Symphony No.6 in F, Op.68 (Pastoral)
Piano Concerto in A minor, Op.54
András Schiff (piano)
Reviewed by: Kenneth Carter
Reviewed: 19 June, 2003
Venue: Royal Festival Hall, London
An unexpected treat was András Schiff’s gravely eccentric impersonation of a stiff, middle-European Kapellmeister. He was both mannered and well mannered – shaking hands with some players and offering others an Indian guru’s greeting. He stamped no beat in Lully’s manner – but came close during the Schumann tuttis.
Rosamunde was unfortunate. The C minor opening – thunderously, brusquely ’tragic’ – led into a string-accompaniment of lied-like porcelain. We then slithered into a limp rendition of one of Schubert’s bounciest, most tuneful and joyful allegros. This was not an encouraging start!

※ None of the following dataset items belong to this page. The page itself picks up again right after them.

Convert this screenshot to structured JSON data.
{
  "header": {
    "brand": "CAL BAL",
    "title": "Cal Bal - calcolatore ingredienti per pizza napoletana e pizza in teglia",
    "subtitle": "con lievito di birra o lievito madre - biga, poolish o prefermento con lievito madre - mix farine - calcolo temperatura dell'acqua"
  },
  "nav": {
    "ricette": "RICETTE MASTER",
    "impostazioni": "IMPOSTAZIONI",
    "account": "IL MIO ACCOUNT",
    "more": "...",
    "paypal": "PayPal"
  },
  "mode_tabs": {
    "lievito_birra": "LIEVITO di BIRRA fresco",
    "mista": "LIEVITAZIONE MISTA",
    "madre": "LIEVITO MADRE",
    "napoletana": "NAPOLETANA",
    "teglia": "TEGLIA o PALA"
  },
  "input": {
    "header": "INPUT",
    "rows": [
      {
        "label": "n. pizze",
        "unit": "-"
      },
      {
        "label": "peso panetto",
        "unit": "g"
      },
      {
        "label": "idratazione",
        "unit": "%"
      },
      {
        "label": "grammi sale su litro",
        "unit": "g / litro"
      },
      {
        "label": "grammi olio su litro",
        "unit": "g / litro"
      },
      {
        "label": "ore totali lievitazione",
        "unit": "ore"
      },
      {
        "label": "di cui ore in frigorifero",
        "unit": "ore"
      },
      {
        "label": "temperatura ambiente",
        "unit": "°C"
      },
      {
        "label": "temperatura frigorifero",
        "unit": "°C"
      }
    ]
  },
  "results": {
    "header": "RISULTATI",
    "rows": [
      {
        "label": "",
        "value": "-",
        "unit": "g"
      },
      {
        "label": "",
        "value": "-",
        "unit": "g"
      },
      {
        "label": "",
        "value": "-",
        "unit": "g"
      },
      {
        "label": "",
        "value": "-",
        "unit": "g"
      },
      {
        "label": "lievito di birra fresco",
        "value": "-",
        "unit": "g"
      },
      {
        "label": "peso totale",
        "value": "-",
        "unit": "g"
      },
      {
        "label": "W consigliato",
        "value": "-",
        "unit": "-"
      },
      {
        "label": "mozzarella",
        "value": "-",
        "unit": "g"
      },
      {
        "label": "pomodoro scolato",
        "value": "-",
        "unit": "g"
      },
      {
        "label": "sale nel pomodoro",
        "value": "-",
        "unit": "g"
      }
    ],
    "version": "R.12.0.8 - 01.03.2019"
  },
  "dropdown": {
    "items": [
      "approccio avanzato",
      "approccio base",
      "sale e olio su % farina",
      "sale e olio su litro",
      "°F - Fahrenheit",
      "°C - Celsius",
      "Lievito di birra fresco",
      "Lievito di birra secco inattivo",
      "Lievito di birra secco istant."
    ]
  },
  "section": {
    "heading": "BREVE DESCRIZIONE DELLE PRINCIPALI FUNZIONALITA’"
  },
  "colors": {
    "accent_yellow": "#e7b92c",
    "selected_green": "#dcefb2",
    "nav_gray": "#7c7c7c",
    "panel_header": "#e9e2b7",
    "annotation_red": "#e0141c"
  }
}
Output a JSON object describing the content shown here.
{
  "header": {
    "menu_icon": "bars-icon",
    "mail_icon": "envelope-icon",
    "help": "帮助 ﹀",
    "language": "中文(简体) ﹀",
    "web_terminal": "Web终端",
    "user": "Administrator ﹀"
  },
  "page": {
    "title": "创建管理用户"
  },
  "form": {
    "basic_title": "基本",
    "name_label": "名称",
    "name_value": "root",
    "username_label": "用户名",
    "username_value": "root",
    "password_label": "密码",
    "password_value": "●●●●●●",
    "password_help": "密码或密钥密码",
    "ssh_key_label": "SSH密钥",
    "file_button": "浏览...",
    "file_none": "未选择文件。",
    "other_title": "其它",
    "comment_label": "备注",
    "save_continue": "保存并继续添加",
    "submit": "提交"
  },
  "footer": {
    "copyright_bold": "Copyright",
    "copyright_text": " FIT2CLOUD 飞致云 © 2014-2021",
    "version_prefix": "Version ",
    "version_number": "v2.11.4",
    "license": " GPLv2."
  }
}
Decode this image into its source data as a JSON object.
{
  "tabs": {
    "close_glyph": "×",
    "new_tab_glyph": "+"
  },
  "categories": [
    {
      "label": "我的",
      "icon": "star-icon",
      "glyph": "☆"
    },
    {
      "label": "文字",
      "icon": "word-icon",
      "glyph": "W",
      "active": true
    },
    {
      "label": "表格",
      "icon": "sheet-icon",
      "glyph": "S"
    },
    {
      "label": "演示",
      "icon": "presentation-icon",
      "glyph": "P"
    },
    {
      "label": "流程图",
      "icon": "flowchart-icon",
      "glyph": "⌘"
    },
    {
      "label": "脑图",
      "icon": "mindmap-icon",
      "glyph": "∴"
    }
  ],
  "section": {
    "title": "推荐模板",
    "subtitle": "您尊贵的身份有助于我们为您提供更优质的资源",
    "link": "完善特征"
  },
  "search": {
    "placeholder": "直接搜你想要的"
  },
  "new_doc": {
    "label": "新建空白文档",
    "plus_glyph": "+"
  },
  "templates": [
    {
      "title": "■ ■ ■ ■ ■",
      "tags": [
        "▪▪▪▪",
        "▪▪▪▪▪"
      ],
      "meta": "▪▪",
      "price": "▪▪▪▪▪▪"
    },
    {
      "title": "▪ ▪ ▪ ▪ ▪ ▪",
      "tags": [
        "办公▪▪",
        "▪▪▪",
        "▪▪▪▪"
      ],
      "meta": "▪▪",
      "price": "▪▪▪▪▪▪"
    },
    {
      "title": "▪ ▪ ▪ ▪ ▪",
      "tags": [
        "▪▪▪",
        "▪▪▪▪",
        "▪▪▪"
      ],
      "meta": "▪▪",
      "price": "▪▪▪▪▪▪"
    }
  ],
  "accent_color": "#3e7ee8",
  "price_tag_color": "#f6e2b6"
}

The first two movements of the Pastoral proved enjoyable. Contributing greatly was the orchestral layout: antiphonal violins with horns behind the seconds, and timpani and other brass further behind; cellos and violas were centrally placed with woodwind behind them; the masterstroke – on a raised platform at the back – was the six double basses that made an utterly fundamental contribution.
Throughout, speeds were fast. We jogged across the country; the brook ran swiftly – swollen by rain, presumably; the peasants must have been out of breath. The storm passed before it had really started – and the hymn of thanksgiving, louder at first than the storm (I swear!) sagged in the middle before culminating in an exuberant burst of joy.
The first movement, though, was joyful and engaging, vigorous and onward pressing. The sounds were limpid and resilient, light-hearted and perky, easy and unhurried. This was assured playing from one of the great orchestras. The supreme music-making of the evening was the slow movement. The strings were both rich and flowing; the brass and woodwind played with peaceful clarity – listening was a rural delight. Sublime, intermittent interventions from the basses grounded the movement in the serene gravitas of the earth’s own pulse. The Philharmonia did Beethoven proud.
As for the Schumann, hear first Daniel Barenboim: “Celibidache was a really fantastic accompanist. If you were on the same wavelength as him musically, he gave you an amount of freedom to play that was very unusual.” Try their recording on EMI 5574172.
Schiff the conductor couldn’t give such liberties to Schiff the pianist. This was a robust, rhythmic, march-like performance – clearly written by Florestan … with Eusebius locked in the cellar. Before this performance, I had never thought of the first movement as being rather jolly: towards its end, ’Florestan’ Schiff seemed to be treating us to some Alkan! In the ravishing cello tune that blossoms in the slow movement I finally caught Robert Schumann’s voice. The bridge passage between the Intermezzo and the ’Allegro vivace’ impressed, too. In this last movement Schiff pounded away vigorously and was rapturously received.